Cool food with a mission: Student runs first-ever campus kosher food truckDec. 1, 2016, 11:30 AM
Two things many people have a passion for are faith and food. A first-of-its-kind food truck on Vanderbilt’s campus is serving up a hip version of both.
Aryeh’s Kitchen is the only campus food truck in the United States offering a fully kosher menu, including meat items, like brisket, pastrami, chicken and ox burger.
“There’s no place in Tennessee where you can go and buy a kosher meat sandwich or entrée. So this mobile restaurant is a really big step forward for everybody,” said Rabbi Shlomo Rothstein, director of Vanderbilt’s Rohr Chabad House.
Vanderbilt student Zack Freeling, his father Ken Freeling and Rothstein came up with the innovative idea and received support from the university.
“So many students before couldn’t go out to eat at any restaurant or have a place to go for kosher meat, and now they can,” Freeling said. “I wanted to make the best food possible within the kosher guidelines.”
Kosher literally means “fitting” or “proper” and refers to foods that are prepared in accordance with the Torah’s law for food, which includes, among other things, a complete separation of dairy and meat. There’s also a lot of supervision from a kosher supervisor, or mashgiach, on the truck.
Freeling, a human and organizational development major, says he’s always wanted to be an entrepreneur, and he loves to cook. So this is an ideal combination of both.
Freeling wants Aryeh’s Kitchen to attract everyone who loves innovative food. “It’s a kosher food truck, but it doesn’t define our cuisine,” he said.
In line with Nashville’s hot food scene, Aryeh’s Kitchen is pushing delicious food boundaries.

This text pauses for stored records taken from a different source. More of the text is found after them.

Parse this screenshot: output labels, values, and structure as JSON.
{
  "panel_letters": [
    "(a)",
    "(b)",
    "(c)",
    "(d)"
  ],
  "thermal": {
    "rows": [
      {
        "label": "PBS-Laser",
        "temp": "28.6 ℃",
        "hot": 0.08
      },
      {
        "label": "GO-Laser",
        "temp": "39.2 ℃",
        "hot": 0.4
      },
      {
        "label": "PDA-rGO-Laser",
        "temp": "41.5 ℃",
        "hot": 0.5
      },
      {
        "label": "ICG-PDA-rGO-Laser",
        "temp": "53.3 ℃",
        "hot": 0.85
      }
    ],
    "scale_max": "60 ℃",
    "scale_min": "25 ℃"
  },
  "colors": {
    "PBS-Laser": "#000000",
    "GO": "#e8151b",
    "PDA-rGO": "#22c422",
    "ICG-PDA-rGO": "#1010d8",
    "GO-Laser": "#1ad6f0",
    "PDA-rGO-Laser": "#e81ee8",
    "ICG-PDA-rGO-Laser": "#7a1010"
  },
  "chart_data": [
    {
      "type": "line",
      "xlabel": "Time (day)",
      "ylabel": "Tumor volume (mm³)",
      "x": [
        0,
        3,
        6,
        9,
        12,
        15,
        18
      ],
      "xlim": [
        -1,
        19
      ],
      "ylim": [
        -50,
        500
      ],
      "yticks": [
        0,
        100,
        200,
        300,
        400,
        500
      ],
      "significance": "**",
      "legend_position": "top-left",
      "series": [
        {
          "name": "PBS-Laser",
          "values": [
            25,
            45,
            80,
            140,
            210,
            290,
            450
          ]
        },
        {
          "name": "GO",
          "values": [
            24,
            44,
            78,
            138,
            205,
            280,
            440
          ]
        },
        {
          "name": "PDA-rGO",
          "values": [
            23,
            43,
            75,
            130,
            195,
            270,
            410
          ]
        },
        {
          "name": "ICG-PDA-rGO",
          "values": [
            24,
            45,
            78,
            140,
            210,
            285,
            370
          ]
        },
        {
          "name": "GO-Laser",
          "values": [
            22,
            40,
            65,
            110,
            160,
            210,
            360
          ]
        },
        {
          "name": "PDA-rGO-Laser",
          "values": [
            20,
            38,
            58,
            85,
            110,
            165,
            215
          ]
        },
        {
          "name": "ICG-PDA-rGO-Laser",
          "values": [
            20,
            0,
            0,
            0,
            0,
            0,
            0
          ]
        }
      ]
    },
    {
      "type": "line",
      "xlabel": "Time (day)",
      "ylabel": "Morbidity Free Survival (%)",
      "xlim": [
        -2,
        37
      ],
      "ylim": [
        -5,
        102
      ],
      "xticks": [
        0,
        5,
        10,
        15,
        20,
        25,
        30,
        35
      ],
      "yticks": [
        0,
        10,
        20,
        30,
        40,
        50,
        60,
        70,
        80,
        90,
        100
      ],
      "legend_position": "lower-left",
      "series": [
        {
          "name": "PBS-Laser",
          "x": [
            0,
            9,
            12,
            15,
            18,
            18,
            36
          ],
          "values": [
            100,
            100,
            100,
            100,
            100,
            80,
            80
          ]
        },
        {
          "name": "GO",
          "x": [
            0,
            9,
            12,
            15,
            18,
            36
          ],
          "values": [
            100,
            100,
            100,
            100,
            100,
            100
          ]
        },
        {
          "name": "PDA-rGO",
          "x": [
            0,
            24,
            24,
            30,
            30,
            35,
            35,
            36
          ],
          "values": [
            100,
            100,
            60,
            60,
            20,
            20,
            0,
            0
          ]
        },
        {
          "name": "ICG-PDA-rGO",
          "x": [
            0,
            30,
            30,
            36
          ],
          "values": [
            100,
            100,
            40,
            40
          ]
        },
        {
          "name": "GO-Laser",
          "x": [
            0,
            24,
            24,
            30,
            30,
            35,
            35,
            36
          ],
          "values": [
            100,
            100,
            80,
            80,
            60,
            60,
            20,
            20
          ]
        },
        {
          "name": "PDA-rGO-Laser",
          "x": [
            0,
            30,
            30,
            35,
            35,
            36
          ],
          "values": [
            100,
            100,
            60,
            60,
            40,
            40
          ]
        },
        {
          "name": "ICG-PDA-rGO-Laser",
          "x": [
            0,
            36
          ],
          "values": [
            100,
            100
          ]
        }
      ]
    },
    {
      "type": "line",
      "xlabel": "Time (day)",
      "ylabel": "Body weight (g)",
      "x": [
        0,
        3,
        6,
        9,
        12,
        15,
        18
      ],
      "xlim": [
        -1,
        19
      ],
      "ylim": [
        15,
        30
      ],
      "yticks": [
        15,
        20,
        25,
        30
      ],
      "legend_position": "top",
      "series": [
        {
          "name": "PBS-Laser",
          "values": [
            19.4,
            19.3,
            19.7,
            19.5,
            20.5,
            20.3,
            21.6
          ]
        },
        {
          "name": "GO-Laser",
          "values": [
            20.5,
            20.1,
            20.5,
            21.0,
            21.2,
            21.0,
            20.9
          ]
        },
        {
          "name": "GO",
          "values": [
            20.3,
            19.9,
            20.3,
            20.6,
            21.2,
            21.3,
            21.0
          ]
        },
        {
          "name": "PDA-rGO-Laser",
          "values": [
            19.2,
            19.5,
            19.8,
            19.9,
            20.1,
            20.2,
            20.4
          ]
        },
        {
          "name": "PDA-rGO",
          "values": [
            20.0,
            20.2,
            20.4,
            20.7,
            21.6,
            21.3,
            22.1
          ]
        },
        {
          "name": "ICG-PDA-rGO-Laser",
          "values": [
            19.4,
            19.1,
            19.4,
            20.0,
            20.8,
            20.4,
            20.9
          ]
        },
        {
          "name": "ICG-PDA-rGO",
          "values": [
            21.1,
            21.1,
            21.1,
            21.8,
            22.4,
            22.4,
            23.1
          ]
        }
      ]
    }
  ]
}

“Being in Nashville, we tried to add a little Southern flair, so we have Southern chicken-fried waffles with a Georgia peach compote; latkes with apple chutney; and brisket, which is a classic Jewish dish, but we cook it with a homemade smoky barbecue sauce and serve it with horseradish aioli and crisp onion threads or fried green tomatoes and tomato chutney,” Freeling added.
He employs a small team to keep the menu creative.
“Our brisket is number one, yah,” said chef Judge Hagerty. “We smoke it for 16 hours, and we also smoke our tomato paste and other vegetables to make a special sauce. And everything is made from scratch.”
You’ll always find a circle of canvas chairs outside of Aryeh’s Kitchen because a major impetus for the food truck was to create a place for conversation and community among people regardless of faith.
“Food brings people together in a fun and positive way that very few other things do,” Freeling noted.
“Part of our vision was what if we created a meaningful touchstone for community to be built around where people know that the food on the truck is not just made to taste great, it’s not just made to be healthy, but it’s also made in accordance with a higher principle,” Rothstein said. “So it adds this little element of spirituality and little element of mindfulness to the whole eating experience.”
And Rothstein says those things have led to lots of interesting conversations among diners.
The food truck is easy to spot because it’s a big silver bullet Airstream trailer usually located between Sarratt Student Center and the edge of Greek Row. It has a “cool cat” logo on the side.
“Aryeh is my Hebrew name. It means ‘lion’ and was given to me by my father. So it’s very important to me,” Freeling said. “We thought the logo was a cool play on that.”
Freeling says he’s loved his Vanderbilt experience and is planning to stay in Nashville to continue running Aryeh’s Kitchen.